Reportagem Especial

Descriminalização do aborto divide de deputados - ( 05' 42' )

11/12/2005 - 00h00

  • Descriminalização do aborto divide de deputados - ( 05' 42' )

Diversos projetos sobre o aborto, favoráveis ou contrários à prática, encontram-se em análise na Câmara dos Deputados. Entre eles, o projeto de lei 1135 , de 1991, que retira do Código Penal o artigo que caracteriza crime o aborto provocado pela gestante ou com seu consentimento. Depois de tramitar por quatorze anos, a proposta está na pauta da Comissão de Seguridade Social. De acordo com o deputado Luiz Bassuma, presidente da Frente Parlamentar em Defesa da Vida, os defensores do aborto obtiveram uma vitória ao conseguirem colocar a proposta em debate na Comissão. Luiz Bassuma ressalta que a Frente foi criada em setembro deste ano, como o próprio nome já diz, para tentar impedir a aprovação do projeto que deixa de considerar crime a prática do aborto.

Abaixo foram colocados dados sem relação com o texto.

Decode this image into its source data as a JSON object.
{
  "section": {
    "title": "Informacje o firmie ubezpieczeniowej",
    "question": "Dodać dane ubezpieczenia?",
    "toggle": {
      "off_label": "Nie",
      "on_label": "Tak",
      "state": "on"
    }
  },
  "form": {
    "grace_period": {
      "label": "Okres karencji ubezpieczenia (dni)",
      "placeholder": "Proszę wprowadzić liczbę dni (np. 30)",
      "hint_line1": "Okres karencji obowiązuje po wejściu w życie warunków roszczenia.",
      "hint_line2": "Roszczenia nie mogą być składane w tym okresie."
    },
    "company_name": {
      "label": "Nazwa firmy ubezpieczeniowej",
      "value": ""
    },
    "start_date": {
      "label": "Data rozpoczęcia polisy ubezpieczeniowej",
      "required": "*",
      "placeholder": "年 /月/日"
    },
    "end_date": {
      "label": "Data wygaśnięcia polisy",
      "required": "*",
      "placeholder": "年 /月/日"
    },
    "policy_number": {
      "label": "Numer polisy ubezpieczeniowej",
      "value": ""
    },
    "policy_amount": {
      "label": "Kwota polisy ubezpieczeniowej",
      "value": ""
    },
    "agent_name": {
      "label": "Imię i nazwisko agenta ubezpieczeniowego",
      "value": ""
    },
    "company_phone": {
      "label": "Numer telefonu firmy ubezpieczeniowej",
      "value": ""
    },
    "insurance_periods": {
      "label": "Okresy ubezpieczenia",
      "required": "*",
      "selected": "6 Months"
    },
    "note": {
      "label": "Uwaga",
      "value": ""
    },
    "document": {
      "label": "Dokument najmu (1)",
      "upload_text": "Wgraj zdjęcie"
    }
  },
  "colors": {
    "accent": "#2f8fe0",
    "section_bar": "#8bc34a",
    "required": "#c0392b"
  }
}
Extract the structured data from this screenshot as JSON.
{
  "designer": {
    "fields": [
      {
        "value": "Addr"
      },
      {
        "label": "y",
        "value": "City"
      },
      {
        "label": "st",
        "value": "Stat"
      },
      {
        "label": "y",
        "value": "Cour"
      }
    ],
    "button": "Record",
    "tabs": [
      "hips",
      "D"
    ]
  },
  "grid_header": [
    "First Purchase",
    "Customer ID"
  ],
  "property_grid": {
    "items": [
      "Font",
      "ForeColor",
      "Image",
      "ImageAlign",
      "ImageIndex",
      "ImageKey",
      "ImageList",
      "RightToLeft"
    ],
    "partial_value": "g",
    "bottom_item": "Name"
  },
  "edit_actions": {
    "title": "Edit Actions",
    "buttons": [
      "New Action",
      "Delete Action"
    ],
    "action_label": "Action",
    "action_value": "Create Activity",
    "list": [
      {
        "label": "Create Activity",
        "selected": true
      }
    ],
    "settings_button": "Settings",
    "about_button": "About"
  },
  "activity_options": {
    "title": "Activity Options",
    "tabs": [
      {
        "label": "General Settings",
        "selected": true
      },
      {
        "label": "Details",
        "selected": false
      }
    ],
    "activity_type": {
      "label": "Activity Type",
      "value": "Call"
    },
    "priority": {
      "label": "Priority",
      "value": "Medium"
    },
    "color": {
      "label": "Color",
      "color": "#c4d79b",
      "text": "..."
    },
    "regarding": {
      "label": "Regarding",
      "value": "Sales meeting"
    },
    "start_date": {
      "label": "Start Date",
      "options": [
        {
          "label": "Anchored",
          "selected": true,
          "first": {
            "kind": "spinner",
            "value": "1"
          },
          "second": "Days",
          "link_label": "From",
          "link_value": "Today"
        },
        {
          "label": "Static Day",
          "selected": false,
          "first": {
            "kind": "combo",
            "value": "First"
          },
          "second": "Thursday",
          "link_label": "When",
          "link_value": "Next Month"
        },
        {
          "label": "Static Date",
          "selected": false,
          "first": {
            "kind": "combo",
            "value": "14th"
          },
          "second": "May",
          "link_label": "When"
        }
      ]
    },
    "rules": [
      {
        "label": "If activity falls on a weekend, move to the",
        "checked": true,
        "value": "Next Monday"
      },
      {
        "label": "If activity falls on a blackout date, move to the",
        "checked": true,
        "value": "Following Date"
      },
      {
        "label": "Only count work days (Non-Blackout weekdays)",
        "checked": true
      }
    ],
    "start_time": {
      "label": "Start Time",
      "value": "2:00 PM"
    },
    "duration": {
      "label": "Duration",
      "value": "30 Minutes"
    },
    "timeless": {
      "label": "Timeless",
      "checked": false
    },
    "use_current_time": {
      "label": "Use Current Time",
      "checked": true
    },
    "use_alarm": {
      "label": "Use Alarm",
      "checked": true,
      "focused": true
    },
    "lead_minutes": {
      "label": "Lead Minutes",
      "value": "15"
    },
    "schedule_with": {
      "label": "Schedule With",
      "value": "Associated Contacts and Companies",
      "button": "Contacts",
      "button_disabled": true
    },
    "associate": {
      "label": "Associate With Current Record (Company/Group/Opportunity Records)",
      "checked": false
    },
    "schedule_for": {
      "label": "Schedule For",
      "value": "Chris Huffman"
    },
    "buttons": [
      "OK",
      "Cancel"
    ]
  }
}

"A mobilização,que já está existindo, ela cresça e se organize cada vez mais, porque? Porque está em discussão no Congresso e se nós não tivermos esse nível de organização, é provável que a coisa caminhe, como estava acontecendo antes, no sentido de legalizar o aborto. Nós entendemos que esse seria o pior dos retrocessos, uma coisa que nós devemos fazer todo o esforço para evitar."

A relatora do projeto que retira do Código Penal o crime de aborto, deputada Jandira Feghali, explica que os defensores do projeto não são a favor do aborto, conforme acusam os que se opõem à questão. Segundo Jandira Feghali, o Congresso Nacional precisa definitivamente se posicionar, não pode ficar simplesmente fazendo de conta o aborto não existe, que não tem ninguém morrendo, quando na prática a ilegalidade não impede que ele seja feito.

"Independentemente da lei, o aborto está sendo feito e as mulheres pobres estão morrendo. O que eu estou querendo é enfrentar a indústria clandestina do aborto. O aborto não é método contraceptivo, nós queremos reduzir o aborto. agora, eu não posso fechar os olhos à realidade. Nós precisamos fazer com que a lei seja aberta, se amplie direitos, coloquemos na ótica da saúde pública e a religiosidade vai se expressar na atitude de cada um."

A votação do projeto foi adiada por duas sessões na última quarta-feira. Jandira Feghali afirma que as regras do regimento são democráticas e que manobras regimentais são esperadas, principalmente em questões polêmicas como essa. A parlamentar acredita que, quando o projeto for colocado em votação, será novamente alvo de pressões e protestos.

O presidente da Comissão, deputado Benedito Dias, acha que será difícil chegar a uma conclusão enquanto a temática se reduzir a simplesmente ser contra ou a favor da descriminalização do aborto. O parlamentar defende o substitutivo apresentado pela relatora. Ele lembra que hoje o aborto já é autorizado em caso de estupro ou quando a gravidez implica risco de morte para a gestante, mas não acredita que seja possível votar a matéria ainda este ano.

"Nós temos que ter consciência de uma coisa: que vamos chegar a um ponto em que tem que ser discutido, saber qual é a opinião que prevalesce. Eu acho que a mulher tem direito de escolher aquilo que ela quer. É um projeto que realmente já está há mais de dez anos na Câmara e que provavelmente esse ano não vai ser votado e nem para o ano, que é um ano político. Eu acho que na próxima legislatura, os deputados que forem eleitos encarem de frente e tenham uma posição concreta com relação a esse assunto, que é da maior importância para a saúde da mulher."

A deputada Angela Guadagnin, integrante da Comissão, afirma que é totalmente contrária ao projeto. A parlamentar participou no mandato anterior da CPI da Mortalidade Materna, que fez levantamento dos casos ocorridos nos últimos dez anos em todos os estados brasileiros. Segundo a parlamentar, a grande maioria das mortes não aconteceram por consequência de aborto. Angela Guadagnin defende a realização de um plebiscito para que a população seja consultada se a descriminalização do aborto deve ou não ser colocada nas leis brasileiras.

"Eu acho importante que essa discussão seja feita, mas acho importante também que seja chamada a população para responder. Porque nós somos 180 milhões de brasileiros e em uma questão tão polêmica como essa, eu não considero que só os 513 deputados e os 82 senadores possam estar falando em nome de toda a população."

Por enquanto, o único consenso que existe na Casa é que ainda não há consenso para uma deliberação sobre o assunto.